Me agaché a su lado, pero en un primer momento no distinguí lo que me señalaba. Sólo pude ver el horror de las cuencas vacías de los ojos, los dientes desnudos rodeados por un óvalo en carne viva. Y entonces noté un aroma extrañamente familiar.
—Y mira aquí —dijo Sherry.
Había una herida a un lado de la cabeza, quizá un disparo. Sherry giró la cabeza del hombre para enseñarme el otro lado. Otra herida, con un agujero en el medio.
Finalmente todo encajaba.
El cuerpo de Traynor no podría mostrarse para que sus familiares y amigos presentaran sus respetos. Los ojos habían sido arrancados, las orejas y los labios cercenados. Exactamente igual que Mona.

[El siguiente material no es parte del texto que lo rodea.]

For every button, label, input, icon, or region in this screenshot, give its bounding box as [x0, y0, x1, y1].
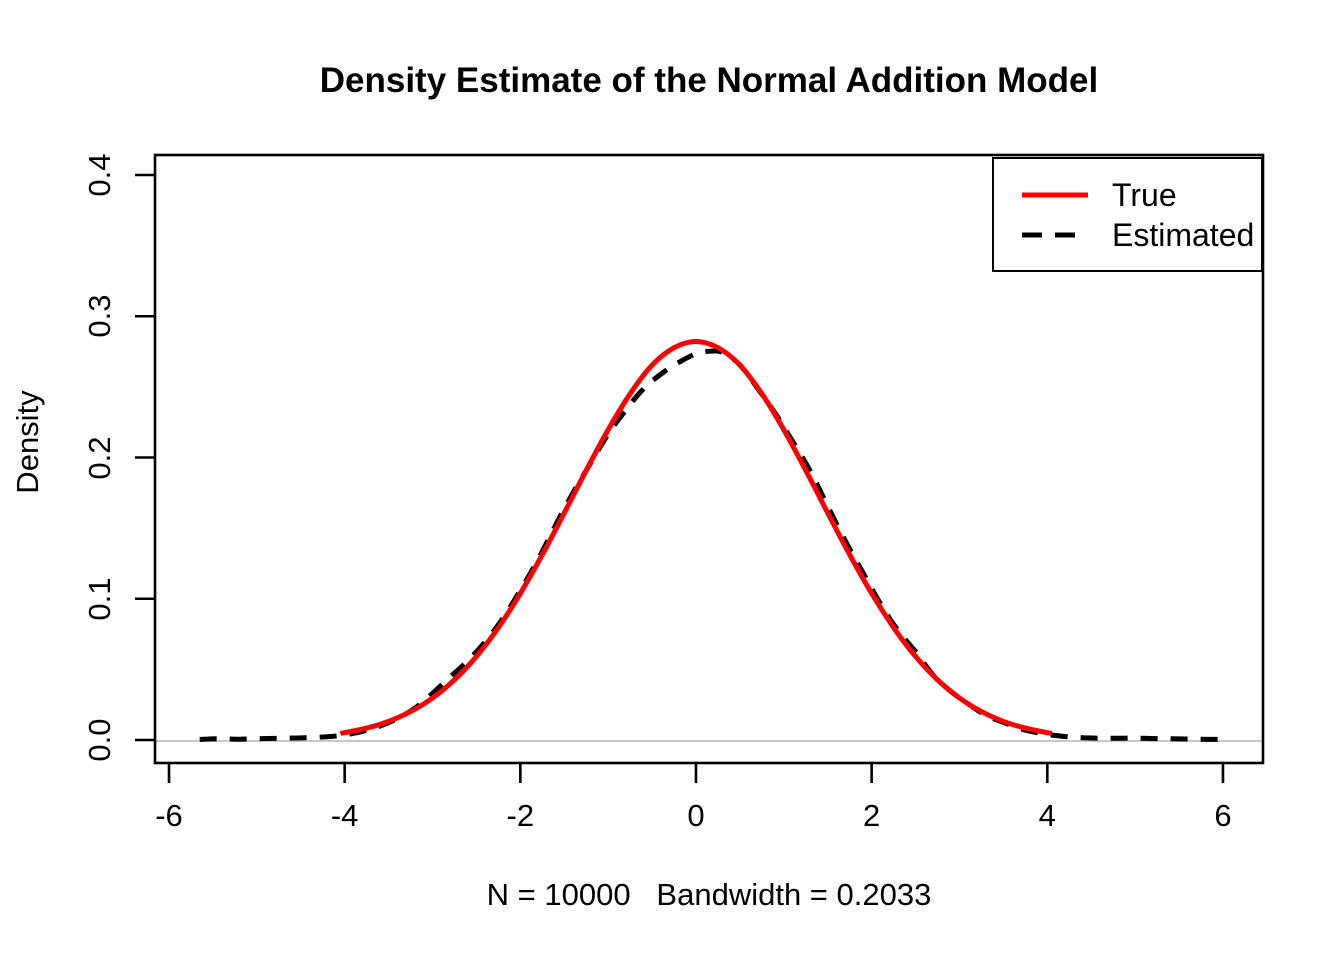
y-axis-label: Density	[10, 390, 45, 494]
legend-entry-true: True	[1022, 175, 1261, 215]
y-tick-label: 0.0	[82, 718, 117, 762]
x-tick-label: 2	[863, 798, 881, 833]
y-tick-label: 0.2	[82, 435, 117, 480]
curve-estimated	[199, 348, 1219, 742]
legend-label-true: True	[1112, 176, 1177, 213]
x-axis-label: N = 10000 Bandwidth = 0.2033	[486, 877, 932, 912]
y-tick-label: 0.3	[82, 294, 117, 338]
x-tick-label: 4	[1038, 798, 1056, 833]
x-tick-label: 6	[1214, 798, 1232, 833]
chart-title: Density Estimate of the Normal Addition …	[319, 61, 1099, 100]
plot-box	[153, 153, 1265, 765]
legend-label-estimated: Estimated	[1112, 216, 1255, 253]
y-tick-label: 0.4	[82, 153, 117, 197]
legend: True Estimated	[992, 157, 1263, 272]
x-tick-label: 0	[687, 798, 705, 833]
x-tick-label: -2	[506, 798, 535, 833]
curve-true	[339, 338, 1053, 736]
x-tick-label: -6	[155, 798, 183, 833]
legend-line-estimated-icon	[1022, 232, 1088, 237]
legend-line-true-icon	[1022, 192, 1088, 197]
y-tick-label: 0.1	[82, 577, 117, 621]
legend-entry-estimated: Estimated	[1022, 215, 1261, 255]
x-tick-label: -4	[330, 798, 359, 833]
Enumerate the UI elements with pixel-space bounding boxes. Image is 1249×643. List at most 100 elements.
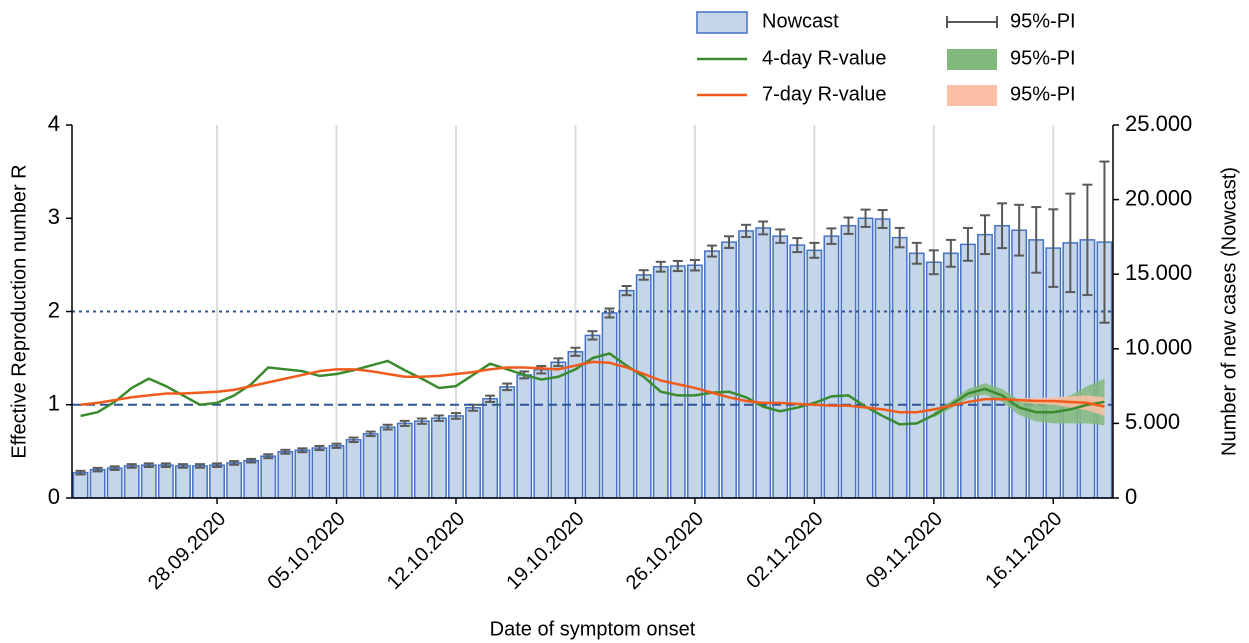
y2-tick-label: 5.000 xyxy=(1125,409,1180,434)
bar xyxy=(157,464,174,499)
bar xyxy=(857,217,874,499)
error-bar xyxy=(775,228,786,244)
legend-label: Nowcast xyxy=(762,10,839,32)
error-bar xyxy=(502,382,513,392)
bar xyxy=(123,465,140,499)
x-axis-label: Date of symptom onset xyxy=(490,618,696,640)
error-bar xyxy=(741,223,752,239)
error-bar xyxy=(314,444,325,452)
error-bar xyxy=(92,466,103,473)
error-bar xyxy=(1065,192,1076,294)
bar xyxy=(260,455,277,499)
error-bar xyxy=(553,357,564,368)
bar xyxy=(430,417,447,499)
error-bar xyxy=(194,463,205,469)
bar xyxy=(140,464,157,499)
error-bar xyxy=(1099,160,1110,324)
bar xyxy=(362,433,379,499)
error-bar xyxy=(246,457,257,464)
x-tick-label: 05.10.2020 xyxy=(263,508,349,594)
error-bar xyxy=(177,463,188,469)
bar xyxy=(89,468,106,499)
bar xyxy=(755,227,772,499)
error-bar xyxy=(126,463,137,469)
error-bar xyxy=(143,462,154,468)
y2-tick-label: 15.000 xyxy=(1125,260,1192,285)
error-bar xyxy=(348,436,359,444)
x-tick-label: 12.10.2020 xyxy=(383,508,469,594)
bar xyxy=(925,261,942,499)
bar xyxy=(192,465,208,499)
bar xyxy=(294,449,311,499)
error-bar xyxy=(450,412,461,420)
y2-axis-label: Number of new cases (Nowcast) xyxy=(1218,167,1240,456)
legend-label: 95%-PI xyxy=(1010,83,1076,105)
error-bar xyxy=(160,462,171,468)
error-bar xyxy=(1014,203,1025,257)
legend-swatch xyxy=(947,85,997,106)
bar xyxy=(379,426,396,499)
x-tick-label: 28.09.2020 xyxy=(144,508,230,594)
bar xyxy=(413,420,430,499)
error-bar xyxy=(212,462,223,468)
legend-label: 95%-PI xyxy=(1010,10,1076,32)
error-bar xyxy=(1031,206,1042,274)
error-bar xyxy=(706,244,717,258)
error-bar xyxy=(331,442,342,449)
bar xyxy=(635,274,652,499)
bar xyxy=(942,252,959,499)
bar xyxy=(908,252,925,499)
bar xyxy=(243,459,260,499)
x-tick-label: 26.10.2020 xyxy=(622,508,708,594)
error-bar xyxy=(263,453,274,460)
bar xyxy=(960,243,976,499)
error-bar xyxy=(843,216,854,235)
bar xyxy=(823,235,840,499)
bar xyxy=(1028,239,1045,499)
error-bar xyxy=(1048,208,1059,288)
x-tick-label: 02.11.2020 xyxy=(742,508,827,593)
error-bar xyxy=(75,469,86,476)
bar xyxy=(448,415,464,499)
error-bar xyxy=(399,419,410,427)
error-bar xyxy=(877,209,888,229)
error-bar xyxy=(962,226,973,262)
error-bar xyxy=(229,460,240,466)
bar xyxy=(618,289,635,499)
y-tick-label: 1 xyxy=(48,391,60,416)
error-bar xyxy=(809,241,820,259)
bar xyxy=(328,445,345,499)
error-bar xyxy=(945,238,956,268)
y-tick-label: 2 xyxy=(48,297,60,322)
bar xyxy=(994,224,1010,499)
bar xyxy=(209,464,225,499)
y-tick-label: 4 xyxy=(48,111,60,136)
bar xyxy=(874,218,891,499)
bar xyxy=(277,450,294,499)
bar xyxy=(465,406,481,499)
error-bar xyxy=(280,448,291,455)
error-bar xyxy=(792,237,803,254)
bar xyxy=(772,235,789,499)
error-bar xyxy=(980,214,991,256)
error-bar xyxy=(297,447,308,454)
bar xyxy=(704,250,720,499)
bar xyxy=(499,386,516,499)
error-bar xyxy=(928,249,939,276)
y2-tick-label: 10.000 xyxy=(1125,335,1192,360)
error-bar xyxy=(672,259,683,273)
line xyxy=(80,352,1105,426)
error-bar xyxy=(109,465,120,471)
bar xyxy=(789,244,806,499)
error-bar xyxy=(638,269,649,281)
bar xyxy=(311,447,328,499)
bar xyxy=(396,422,413,499)
y-tick-label: 3 xyxy=(48,204,60,229)
bar xyxy=(806,249,823,499)
bar xyxy=(72,471,89,499)
y-tick-label: 0 xyxy=(48,484,60,509)
y2-tick-label: 25.000 xyxy=(1125,111,1192,136)
bar xyxy=(738,230,755,499)
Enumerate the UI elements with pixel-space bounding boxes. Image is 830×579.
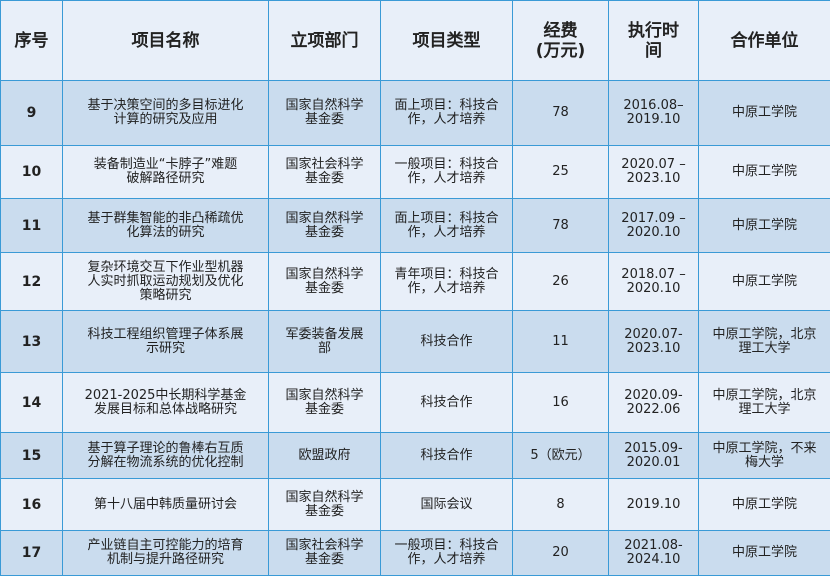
cell-funding: 78 [512, 80, 609, 146]
cell-project-name: 复杂环境交互下作业型机器 人实时抓取运动规划及优化 策略研究 [62, 252, 269, 311]
cell-project-type: 青年项目：科技合 作，人才培养 [380, 252, 513, 311]
cell-index: 16 [0, 478, 63, 531]
cell-funding: 25 [512, 145, 609, 199]
header-index: 序号 [0, 0, 63, 81]
cell-department: 国家社会科学 基金委 [268, 530, 381, 576]
cell-index: 10 [0, 145, 63, 199]
cell-department: 军委装备发展 部 [268, 310, 381, 373]
header-row: 序号 项目名称 立项部门 项目类型 经费 (万元) 执行时 间合作单位 [0, 0, 830, 81]
cell-project-name: 产业链自主可控能力的培育 机制与提升路径研究 [62, 530, 269, 576]
cell-funding: 8 [512, 478, 609, 531]
header-funding: 经费 (万元) [512, 0, 609, 81]
table-row: 9 基于决策空间的多目标进化 计算的研究及应用 国家自然科学 基金委 面上项目：科技合… [0, 80, 830, 146]
table-row: 11 基于群集智能的非凸稀疏优 化算法的研究 国家自然科学 基金委 面上项目：科技合 … [0, 198, 830, 253]
cell-period: 2020.09- 2022.06 [608, 372, 699, 433]
table-row: 10 装备制造业“卡脖子”难题 破解路径研究 国家社会科学 基金委 一般项目：科技合 … [0, 145, 830, 199]
table-row: 17 产业链自主可控能力的培育 机制与提升路径研究 国家社会科学 基金委 一般项目：科… [0, 530, 830, 576]
table-row: 16 第十八届中韩质量研讨会 国家自然科学 基金委 国际会议 8 2019.10 中原工学院 [0, 478, 830, 531]
cell-project-name: 科技工程组织管理子体系展 示研究 [62, 310, 269, 373]
cell-funding: 16 [512, 372, 609, 433]
cell-department: 国家社会科学 基金委 [268, 145, 381, 199]
cell-department: 国家自然科学 基金委 [268, 252, 381, 311]
cell-department: 国家自然科学 基金委 [268, 478, 381, 531]
cell-project-type: 科技合作 [380, 372, 513, 433]
cell-period: 2021.08- 2024.10 [608, 530, 699, 576]
cell-funding: 78 [512, 198, 609, 253]
cell-index: 11 [0, 198, 63, 253]
cell-partner: 中原工学院 [698, 198, 830, 253]
table-row: 13 科技工程组织管理子体系展 示研究 军委装备发展 部科技合作 11 2020.07-… [0, 310, 830, 373]
header-partner: 合作单位 [698, 0, 830, 81]
cell-partner: 中原工学院 [698, 252, 830, 311]
cell-period: 2019.10 [608, 478, 699, 531]
cell-funding: 11 [512, 310, 609, 373]
table-row: 12 复杂环境交互下作业型机器 人实时抓取运动规划及优化 策略研究 国家自然科学 基… [0, 252, 830, 311]
cell-index: 15 [0, 432, 63, 479]
cell-index: 9 [0, 80, 63, 146]
cell-project-name: 基于算子理论的鲁棒右互质 分解在物流系统的优化控制 [62, 432, 269, 479]
cell-department: 欧盟政府 [268, 432, 381, 479]
cell-partner: 中原工学院，北京 理工大学 [698, 310, 830, 373]
cell-period: 2018.07 – 2020.10 [608, 252, 699, 311]
cell-funding: 26 [512, 252, 609, 311]
cell-project-name: 装备制造业“卡脖子”难题 破解路径研究 [62, 145, 269, 199]
cell-partner: 中原工学院，不来 梅大学 [698, 432, 830, 479]
cell-period: 2017.09 – 2020.10 [608, 198, 699, 253]
cell-project-type: 面上项目：科技合 作，人才培养 [380, 80, 513, 146]
cell-period: 2020.07 – 2023.10 [608, 145, 699, 199]
cell-project-type: 科技合作 [380, 432, 513, 479]
cell-partner: 中原工学院 [698, 145, 830, 199]
table-row: 15 基于算子理论的鲁棒右互质 分解在物流系统的优化控制 欧盟政府 科技合作 5（欧元）… [0, 432, 830, 479]
cell-period: 2020.07- 2023.10 [608, 310, 699, 373]
cell-period: 2016.08– 2019.10 [608, 80, 699, 146]
cell-partner: 中原工学院 [698, 478, 830, 531]
cell-department: 国家自然科学 基金委 [268, 80, 381, 146]
header-department: 立项部门 [268, 0, 381, 81]
cell-project-type: 一般项目：科技合 作，人才培养 [380, 145, 513, 199]
cell-index: 12 [0, 252, 63, 311]
cell-period: 2015.09- 2020.01 [608, 432, 699, 479]
cell-project-name: 基于决策空间的多目标进化 计算的研究及应用 [62, 80, 269, 146]
table-row: 14 2021-2025中长期科学基金 发展目标和总体战略研究 国家自然科学 基金委… [0, 372, 830, 433]
cell-partner: 中原工学院 [698, 80, 830, 146]
cell-partner: 中原工学院，北京 理工大学 [698, 372, 830, 433]
cell-partner: 中原工学院 [698, 530, 830, 576]
header-project-type: 项目类型 [380, 0, 513, 81]
cell-index: 17 [0, 530, 63, 576]
cell-project-name: 2021-2025中长期科学基金 发展目标和总体战略研究 [62, 372, 269, 433]
header-period: 执行时 间 [608, 0, 699, 81]
cell-project-type: 一般项目：科技合 作，人才培养 [380, 530, 513, 576]
cell-funding: 20 [512, 530, 609, 576]
cell-department: 国家自然科学 基金委 [268, 372, 381, 433]
cell-department: 国家自然科学 基金委 [268, 198, 381, 253]
cell-project-type: 国际会议 [380, 478, 513, 531]
cell-index: 13 [0, 310, 63, 373]
cell-funding: 5（欧元） [512, 432, 609, 479]
cell-project-name: 基于群集智能的非凸稀疏优 化算法的研究 [62, 198, 269, 253]
header-project-name: 项目名称 [62, 0, 269, 81]
cell-index: 14 [0, 372, 63, 433]
cell-project-type: 面上项目：科技合 作，人才培养 [380, 198, 513, 253]
cell-project-name: 第十八届中韩质量研讨会 [62, 478, 269, 531]
cell-project-type: 科技合作 [380, 310, 513, 373]
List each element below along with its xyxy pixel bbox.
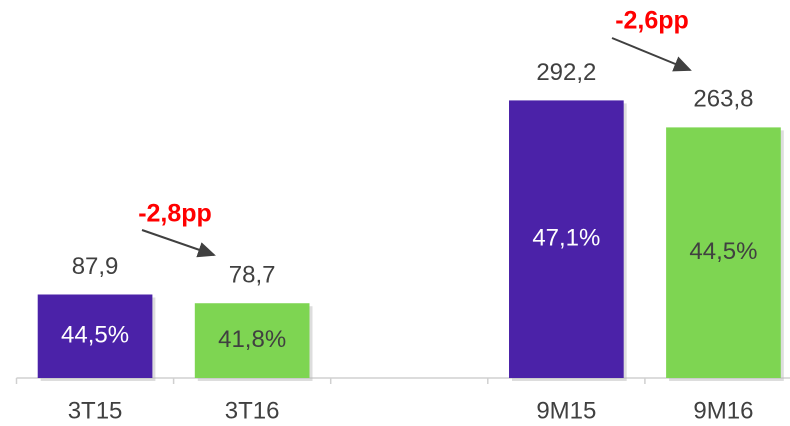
value-label: 263,8 <box>693 86 753 113</box>
inner-label: 44,5% <box>689 238 757 265</box>
arrow <box>611 37 692 72</box>
x-tick-label: 9M16 <box>693 397 753 424</box>
annotation: -2,6pp <box>615 7 689 35</box>
x-tick-label: 9M15 <box>536 397 596 424</box>
x-tick-label: 3T15 <box>68 397 123 424</box>
inner-label: 44,5% <box>61 322 129 349</box>
bar <box>509 100 624 378</box>
value-label: 87,9 <box>72 253 119 280</box>
inner-label: 41,8% <box>218 326 286 353</box>
bar <box>666 127 781 378</box>
bar <box>37 294 153 378</box>
annotation: -2,8pp <box>138 200 212 228</box>
value-label: 292,2 <box>536 59 596 86</box>
arrow <box>141 229 216 258</box>
x-tick-label: 3T16 <box>225 397 280 424</box>
bar <box>194 303 310 378</box>
value-label: 78,7 <box>229 262 276 289</box>
inner-label: 47,1% <box>532 225 600 252</box>
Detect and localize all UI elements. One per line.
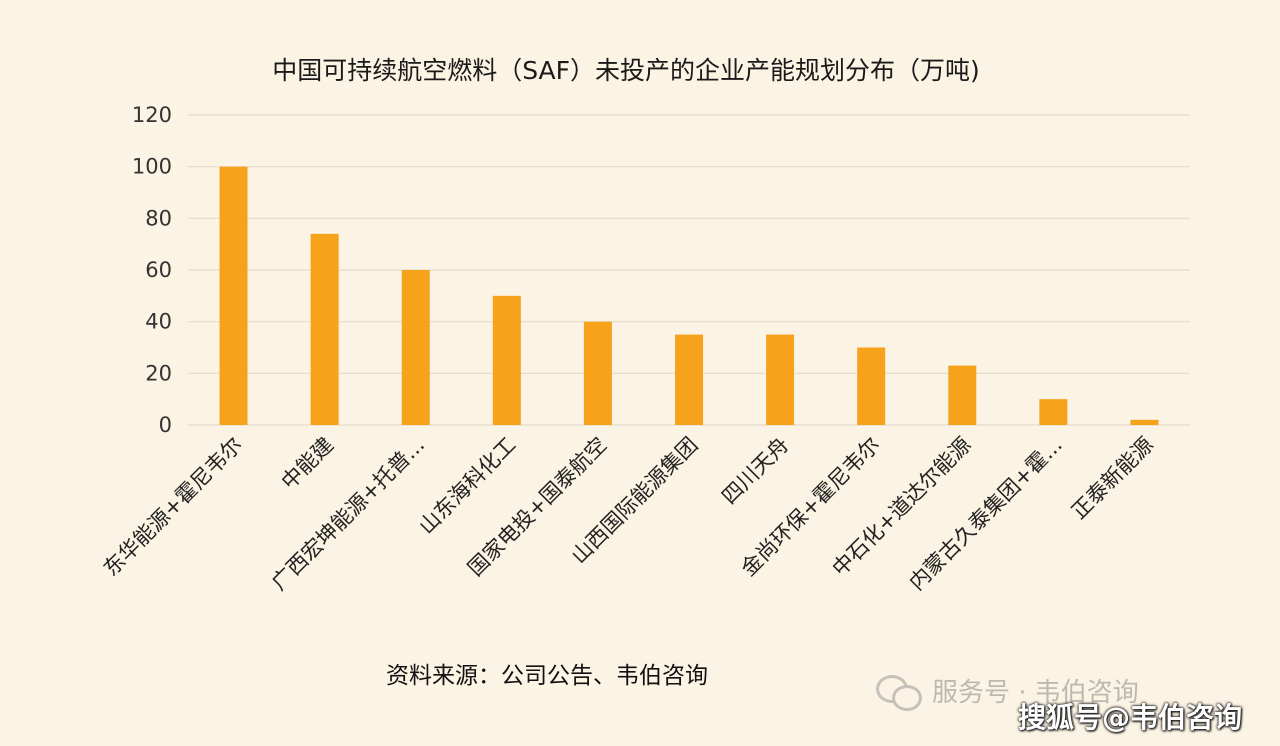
x-category-label: 正泰新能源 [1067, 433, 1158, 524]
bars [219, 166, 1159, 425]
bar [583, 321, 612, 425]
x-axis-category-labels: 东华能源+霍尼韦尔 中能建广西宏坤能源+托普...山东海科化工国家电投+国泰航空山… [99, 433, 1158, 595]
x-category-label: 东华能源+霍尼韦尔 [99, 433, 247, 581]
sohu-watermark: 搜狐号@韦伯咨询 [1018, 701, 1243, 734]
y-tick-label: 80 [145, 206, 172, 230]
y-tick-label: 100 [132, 155, 172, 179]
x-category-label: 中能建 [277, 433, 339, 495]
y-tick-label: 60 [145, 258, 172, 282]
gridlines [188, 114, 1190, 426]
wechat-icon [876, 673, 922, 711]
bar [1039, 399, 1068, 425]
y-tick-label: 20 [145, 361, 172, 385]
bar [675, 334, 703, 425]
y-tick-label: 0 [159, 413, 172, 437]
bar [492, 295, 521, 425]
bar [948, 365, 977, 425]
x-category-label: 广西宏坤能源+托普... [267, 433, 429, 595]
bar [310, 233, 339, 425]
y-tick-label: 120 [132, 103, 172, 127]
chart-title: 中国可持续航空燃料（SAF）未投产的企业产能规划分布（万吨) [272, 56, 980, 85]
wechat-watermark: 服务号 · 韦伯咨询 [876, 672, 1139, 711]
bar [401, 270, 430, 425]
bar [857, 347, 886, 425]
x-category-label: 四川天舟 [717, 433, 793, 509]
y-axis-ticks: 0 20 40 60 80 100 120 [132, 103, 172, 437]
bar [1130, 419, 1159, 425]
wechat-watermark-text: 服务号 · 韦伯咨询 [932, 678, 1139, 708]
source-note: 资料来源：公司公告、韦伯咨询 [386, 663, 708, 689]
x-category-label: 内蒙古久泰集团+霍... [905, 433, 1067, 595]
bar [219, 166, 248, 425]
bar [766, 334, 795, 425]
y-tick-label: 40 [145, 310, 172, 334]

Entonces vi algo en la esquina de su boca. La sangre parecía haberse coagulado en una especie de bolita, de textura parecida a la cera de vela. Mi estómago empezó a sentir náuseas.
—¿Qué es eso? —dije señalándolo.
Sherry se acercó aún más.
—Dios mío —balbució metiendo el guante dentro de las mandíbulas, aún blandas, y sacándole algo de la boca.
—¿Puedes creerlo? —me dijo, poniéndose de pie con el objeto agarrado entre el índice y el pulgar—. ¿Con qué clase de bromista estamos tratando?
Era imposible no reconocer las oscuras hojas con forma de aguja y el racimo brillante de bayas rojas.
Sherry aparcó junto a mi coche en el aparcamiento del hospital de Drogheda, antes de que cruzáramos ninguna palabra.
Aunque ambos tratábamos con muertos en nuestros respectivos trabajos, yo sólo lo hacía con restos de gente cuyas muertes tuvieron lugar hace mucho tiempo en circunstancias que apenas comprendía. Es cierto que en mis años de estudiante de arqueología forense había participado en la disección de un cadáver —el cuerpo de un hombre donado a la ciencia por su propietario—, pero no me fue difícil conseguir que no me afectara y contemplarlo como una muestra fascinante de la estructura de tejidos y huesos.